Il embrassa tous ses frères et les baigna de ses
larmes; alors seulement ses frères lui parlèrent(1).»
Yossèf,
durant les différentes rencontres avec ses frères,
fait preuve de beaucoup de sagesse et de finesse pour amener ses
frères à regretter sincèrement leur comportement.
Certes, fallait-il à tout moment veiller que ses accusations,
par trop subtiles, soient faites de telle sorte que nul de sa cour
ne s'en rende compte, à l'exception de ses familiers. Difficile
d'imaginer, en effet, un roi qui admette publiquement d'avoir porter
de fausses accusations contre des personnes qu'il identifie, par
la suite, comme étant ses frères. Convaincu du repentir
de ses frères, Yossèf contraint Yéhouda à
prendre conscience de toute sa responsabilité.
Yéhouda,
adversaire de Yossèf, s'illustre, à son tour, en tant
que défenseur ardent de son jeune frère Binyamine.
Ce qu'il ne tarde pas de faire avec beaucoup de fougue et de courage
prouvant ainsi son amour pour le frère de celui qu'il avait
vendu comme esclave. Il se propose de se substituer à son
frère comme serviteur.
La lecture du
Midrache nous montre le grand danger couru par Yossèf.

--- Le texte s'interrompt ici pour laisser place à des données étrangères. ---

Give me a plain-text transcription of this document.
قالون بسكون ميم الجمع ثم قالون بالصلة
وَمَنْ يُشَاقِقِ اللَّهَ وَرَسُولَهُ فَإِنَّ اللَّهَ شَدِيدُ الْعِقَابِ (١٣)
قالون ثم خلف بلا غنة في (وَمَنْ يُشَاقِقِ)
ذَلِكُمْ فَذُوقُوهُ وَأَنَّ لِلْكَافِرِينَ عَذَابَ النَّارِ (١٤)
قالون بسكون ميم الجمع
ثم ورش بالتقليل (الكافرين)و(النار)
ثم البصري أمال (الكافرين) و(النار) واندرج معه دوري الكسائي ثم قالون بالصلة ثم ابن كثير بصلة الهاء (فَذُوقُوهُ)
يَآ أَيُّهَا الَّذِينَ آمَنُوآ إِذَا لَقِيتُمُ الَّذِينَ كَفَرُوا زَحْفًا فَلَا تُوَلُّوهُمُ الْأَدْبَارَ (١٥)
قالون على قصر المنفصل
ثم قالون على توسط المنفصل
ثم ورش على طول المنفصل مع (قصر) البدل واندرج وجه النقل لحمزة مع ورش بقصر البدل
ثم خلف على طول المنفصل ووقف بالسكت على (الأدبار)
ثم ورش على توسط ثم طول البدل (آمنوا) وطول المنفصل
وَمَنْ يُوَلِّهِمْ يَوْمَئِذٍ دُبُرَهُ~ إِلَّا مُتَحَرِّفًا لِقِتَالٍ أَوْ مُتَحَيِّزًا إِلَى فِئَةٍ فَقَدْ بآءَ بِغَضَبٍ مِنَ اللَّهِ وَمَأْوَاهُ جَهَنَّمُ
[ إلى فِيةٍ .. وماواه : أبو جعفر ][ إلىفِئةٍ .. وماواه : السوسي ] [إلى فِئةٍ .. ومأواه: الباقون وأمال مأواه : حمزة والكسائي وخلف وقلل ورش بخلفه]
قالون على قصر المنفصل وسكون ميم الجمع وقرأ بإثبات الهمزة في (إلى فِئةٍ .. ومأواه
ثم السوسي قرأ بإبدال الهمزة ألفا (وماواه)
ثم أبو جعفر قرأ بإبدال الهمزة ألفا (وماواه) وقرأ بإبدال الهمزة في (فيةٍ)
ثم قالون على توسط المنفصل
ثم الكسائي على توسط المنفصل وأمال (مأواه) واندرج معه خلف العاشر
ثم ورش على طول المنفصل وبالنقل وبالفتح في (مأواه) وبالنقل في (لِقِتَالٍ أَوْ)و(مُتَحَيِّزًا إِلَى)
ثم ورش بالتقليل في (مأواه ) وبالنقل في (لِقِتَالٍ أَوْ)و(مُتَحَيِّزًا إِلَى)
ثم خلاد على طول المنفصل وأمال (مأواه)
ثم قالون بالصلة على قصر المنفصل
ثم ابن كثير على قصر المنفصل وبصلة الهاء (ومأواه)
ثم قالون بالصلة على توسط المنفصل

En effet, Yossèf connaissait le courage et la force combattante
de ses frères. Que ne les a-t-il point craints? Bien plus,
Yaâqov, devant les accusations injustifiées du gouverneur
d'Égypte, aurait pu le maudire. Un malheureux mot sorti de
sa bouche avait coûté la vie à Rahèl.
Pourtant Yossèf est conscient de ce risque. Mais il sait
que la Providence dirige en fait tous les événements;
il ne craint nullement les débordements.
Le Midrache(2),
citant(3) :
«Mon
seigneur avait interrogé ses serviteurs», rapporte :
«[Yéhouda] lui dit :
Dès
le début tu nous as faussement accusés. Combien de
[citoyens d'autres] pays sont descendus en Mitsrayim pour acheter
du blé sans que tu ne leur demandes rien? Avions-nous demandé
la main de ta fille? Peut-être avais-tu l'intention de demander
la main de notre soeur? Pourtant, nous ne t'avions rien caché!
Je vois
que tu es bien bavard; il y a parmi tes frères d'autres qui
peuvent parler.
C'est que,
vois-tu, je me suis engagé [à le ramener].
Pourquoi
ne t'es-tu pas porté garant de ton frère quand vous
l'avez vendu aux Yichemaêlim à vingt pièces
d'argent faisant ainsi souffrir ton vieux père en lui affirmant(4) :
«Une
bête féroce l'a dévoré! Yossèf
a été mis en pièces!
L'ayant
entendu, Yéhouda poussa un grand cri et pleura. Il dit :
«Comment retournerais-je près de mon père
sans ramener son enfant?» Yéhouda dit à
Naftali : Va voir le nombre de places de l'Égypte! Il
partit et aussitôt revint disant : douze! Yéhouda
dit à ses frères : J'en détruirai trois.
Que chacun se charge de détruire une afin de les exterminer
tous. Ils répondirent : Yéhouda, Mitsrayim n'est
nullement pareille à Chékhèm; si tu la détruis,
tu détruis le monde entier! A ce moment-là, Yossèf
ne put se contenir car, ayant vu que leur décision fut de
détruire Mitsrayim, il s'est dit : il vaut mieux que
je me fasse connaître que de les voir détruire Mitsrayim.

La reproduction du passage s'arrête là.